All Grown Up
By Cait Collins
This past Sunday, I had the privilege of attending my nephew’s junior violin recital. A.J. is music major at West Texas A&M University and plays in the University’s symphony orchestra. I have attend his concerts, but this is the first time I’ve heard him play solo since he began playing the violin in grade school. His music brought tears to my eyes. Just watching him was a treat. There was magic in the play of his fingers over the strings at the instrument’s neck and in the changing angles of the bow’s movement across the body of violin. For about forty-five minutes, he welcomed us into his world. I was enchanted.
During the post recital reception I asked my brother-in-law if he ever thought Twinkle Little Star sounding like a dying cat would become so beautiful. He shook his head. Maybe we didn’t know, but A.J. did. He worked at his music, learning not only the violin, but also dabbling with the keyboard, cello, guitar, base, and French horn. He sacrificed play time to practice and learn music. He earned the accolades he received from family, friends, future in-laws, and fellow students.
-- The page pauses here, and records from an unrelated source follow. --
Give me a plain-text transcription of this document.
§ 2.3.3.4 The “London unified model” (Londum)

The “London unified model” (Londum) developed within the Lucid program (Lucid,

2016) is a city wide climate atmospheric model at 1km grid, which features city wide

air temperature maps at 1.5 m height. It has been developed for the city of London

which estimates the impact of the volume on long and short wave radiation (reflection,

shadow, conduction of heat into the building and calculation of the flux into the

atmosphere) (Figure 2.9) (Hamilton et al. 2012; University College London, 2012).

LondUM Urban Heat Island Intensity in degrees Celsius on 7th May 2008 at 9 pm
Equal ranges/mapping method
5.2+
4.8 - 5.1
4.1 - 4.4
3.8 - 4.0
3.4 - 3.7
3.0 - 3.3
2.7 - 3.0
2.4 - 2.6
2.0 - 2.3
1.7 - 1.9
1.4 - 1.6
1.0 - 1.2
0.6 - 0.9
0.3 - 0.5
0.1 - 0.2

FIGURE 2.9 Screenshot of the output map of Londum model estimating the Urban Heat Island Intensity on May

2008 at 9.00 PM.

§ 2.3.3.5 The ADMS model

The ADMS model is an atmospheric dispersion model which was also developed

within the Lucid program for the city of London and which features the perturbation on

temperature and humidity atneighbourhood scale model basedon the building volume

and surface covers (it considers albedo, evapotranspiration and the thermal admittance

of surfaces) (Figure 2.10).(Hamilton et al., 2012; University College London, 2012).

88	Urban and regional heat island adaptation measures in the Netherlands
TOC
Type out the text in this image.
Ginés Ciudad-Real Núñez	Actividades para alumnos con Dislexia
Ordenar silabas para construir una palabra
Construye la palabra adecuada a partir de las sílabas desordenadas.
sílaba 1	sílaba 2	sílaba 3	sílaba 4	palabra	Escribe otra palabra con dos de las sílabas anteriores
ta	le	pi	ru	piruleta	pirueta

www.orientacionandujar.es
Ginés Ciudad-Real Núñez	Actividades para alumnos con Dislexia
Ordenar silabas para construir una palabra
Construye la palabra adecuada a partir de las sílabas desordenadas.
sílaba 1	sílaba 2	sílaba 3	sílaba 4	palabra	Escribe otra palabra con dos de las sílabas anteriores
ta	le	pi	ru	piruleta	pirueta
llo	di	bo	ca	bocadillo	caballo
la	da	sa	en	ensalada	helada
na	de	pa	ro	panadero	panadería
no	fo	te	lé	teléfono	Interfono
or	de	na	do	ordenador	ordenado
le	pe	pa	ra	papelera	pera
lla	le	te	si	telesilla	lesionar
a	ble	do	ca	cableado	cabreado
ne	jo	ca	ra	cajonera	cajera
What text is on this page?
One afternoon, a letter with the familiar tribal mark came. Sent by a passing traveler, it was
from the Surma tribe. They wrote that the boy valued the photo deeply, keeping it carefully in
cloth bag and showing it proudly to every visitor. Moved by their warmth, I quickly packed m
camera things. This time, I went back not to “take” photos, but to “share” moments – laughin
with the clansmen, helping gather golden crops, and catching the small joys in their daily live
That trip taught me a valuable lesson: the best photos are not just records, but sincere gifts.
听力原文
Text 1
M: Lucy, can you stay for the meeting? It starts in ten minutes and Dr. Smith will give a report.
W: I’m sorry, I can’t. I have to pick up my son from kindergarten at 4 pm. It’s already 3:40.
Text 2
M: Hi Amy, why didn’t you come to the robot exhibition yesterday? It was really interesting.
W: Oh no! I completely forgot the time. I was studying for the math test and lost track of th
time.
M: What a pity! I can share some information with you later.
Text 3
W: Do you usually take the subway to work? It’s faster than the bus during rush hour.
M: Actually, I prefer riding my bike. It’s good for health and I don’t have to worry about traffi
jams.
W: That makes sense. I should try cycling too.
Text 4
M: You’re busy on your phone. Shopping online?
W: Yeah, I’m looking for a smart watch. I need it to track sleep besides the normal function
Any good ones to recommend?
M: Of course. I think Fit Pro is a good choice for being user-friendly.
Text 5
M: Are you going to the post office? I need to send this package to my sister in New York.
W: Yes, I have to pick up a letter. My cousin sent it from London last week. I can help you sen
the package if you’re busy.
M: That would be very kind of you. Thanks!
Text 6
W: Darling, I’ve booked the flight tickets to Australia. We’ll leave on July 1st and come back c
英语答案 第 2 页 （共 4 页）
A writer’s journey is similar to the musician’s. Our first stories are rough. Sometimes they make little sense. Yet, if we were lucky, we have a mom and dad who read scribbled messes and praise the efforts. They walk the path with us, encouraging and correcting until we can step out on our own. We have a support group as we hone our craft and submit our first works to agents and editors. They watch our documentaries and act as beta readers for our novels.
While loved ones support us, they cannot give us the passion required to continue the journey. That passion must come from inside us. We succeed because we want it, desire it, and work for it. Talent plays a role in success, but even talented writers must invest the time and discipline required to rise to the top. Sacrifice is required. Work ethic is a must. Our futures as writers are mainly in our hand. We must put the words on paper, write the query letters, and submit the work. Nobody will do the work for us.
I am definitely proud of my nephew. I celebrate his success. But I also applaud my writer friends who are on their way to successful careers. They have earned my respect and congratulations.